Nella sua instancabile e poliedrica attività prevalentemente di botanico e studioso di preistoria Clarence Bicknell (1842 – 1918) si interessò del Finalese ed ebbe modo di soggiornarvi più volte negli anni ’80 e ’90 dell’Ottocento. Fu durante tali visite che ebbe modo di vedere le incisioni rupestri nell’area di Orco Feglino e segnalarle all’amico geologo e paletnologo Arturo Issel. Proprio al rapporto tra questi due ricercatori si deve probabilmente la formazione della collezione di reperti preistorici del Finalese realizzata da Bicknell, allestita originariamente a Bordighera presso il suo museo.
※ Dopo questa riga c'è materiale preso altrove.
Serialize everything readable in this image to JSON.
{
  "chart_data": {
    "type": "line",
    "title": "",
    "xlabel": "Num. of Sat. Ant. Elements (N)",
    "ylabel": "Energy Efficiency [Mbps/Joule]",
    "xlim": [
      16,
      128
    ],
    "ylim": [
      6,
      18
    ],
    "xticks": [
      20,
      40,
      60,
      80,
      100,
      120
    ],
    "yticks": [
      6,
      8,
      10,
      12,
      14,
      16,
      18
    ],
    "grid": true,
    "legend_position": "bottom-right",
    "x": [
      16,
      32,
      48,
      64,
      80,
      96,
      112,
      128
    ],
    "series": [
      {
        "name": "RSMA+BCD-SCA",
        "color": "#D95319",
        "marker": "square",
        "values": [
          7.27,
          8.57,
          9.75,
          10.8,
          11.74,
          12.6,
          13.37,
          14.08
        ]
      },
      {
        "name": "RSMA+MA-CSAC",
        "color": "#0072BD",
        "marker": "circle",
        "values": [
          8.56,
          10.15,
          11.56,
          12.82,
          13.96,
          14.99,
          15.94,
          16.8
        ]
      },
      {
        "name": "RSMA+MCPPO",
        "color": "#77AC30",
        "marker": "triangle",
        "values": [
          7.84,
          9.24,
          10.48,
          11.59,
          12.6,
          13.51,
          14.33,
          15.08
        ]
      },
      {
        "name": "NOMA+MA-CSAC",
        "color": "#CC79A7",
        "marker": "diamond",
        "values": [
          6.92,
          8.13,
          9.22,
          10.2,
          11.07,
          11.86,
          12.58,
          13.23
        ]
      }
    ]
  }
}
La sua presenza nel territorio, in particolare a Finalmarina, in Val Ponci e ad Orco Feglino, è ricostruibile attraverso diversi documenti conservati sia nell’archivio dell’Istituto Internazionale di Studi Liguri a Bordighera sia nei materiali di proprietà dei discendenti. Oltre ad alcune foto si segnalano alcuni acquerelli da lui realizzati con grande abilità nel 1880 a Finalmarina, che riproducono scorci dell’abitato, tra cui si riconoscono chiaramente particolari della Fortezza di Castelfranco.

L’esposizione presso il Museo Archeologico del Finale (inaugurazione sabato 13 aprile ore 16) presenta per la prima volta diversi documenti, immagini e alcuni reperti archeologici, provenienti dalla Caverna delle Fate e dalla Grotta Pollera, della collezione Bicknell, dopo che la stessa nel 1947 venne scorporata e parzialmente trasferita dalla sede centrale dell’Istituto Internazionale di Studi Liguri a Bordighera all’allora Civico Museo del Finale (oggi Museo Archeologico del Finale). Tali materiali vennero esposti in una sala intitolata allo stesso Bicknell, insieme ad altri reperti preistorici provenienti da scavi ottocenteschi di Arturo Issel e Padre Giovanni Battista Amerano.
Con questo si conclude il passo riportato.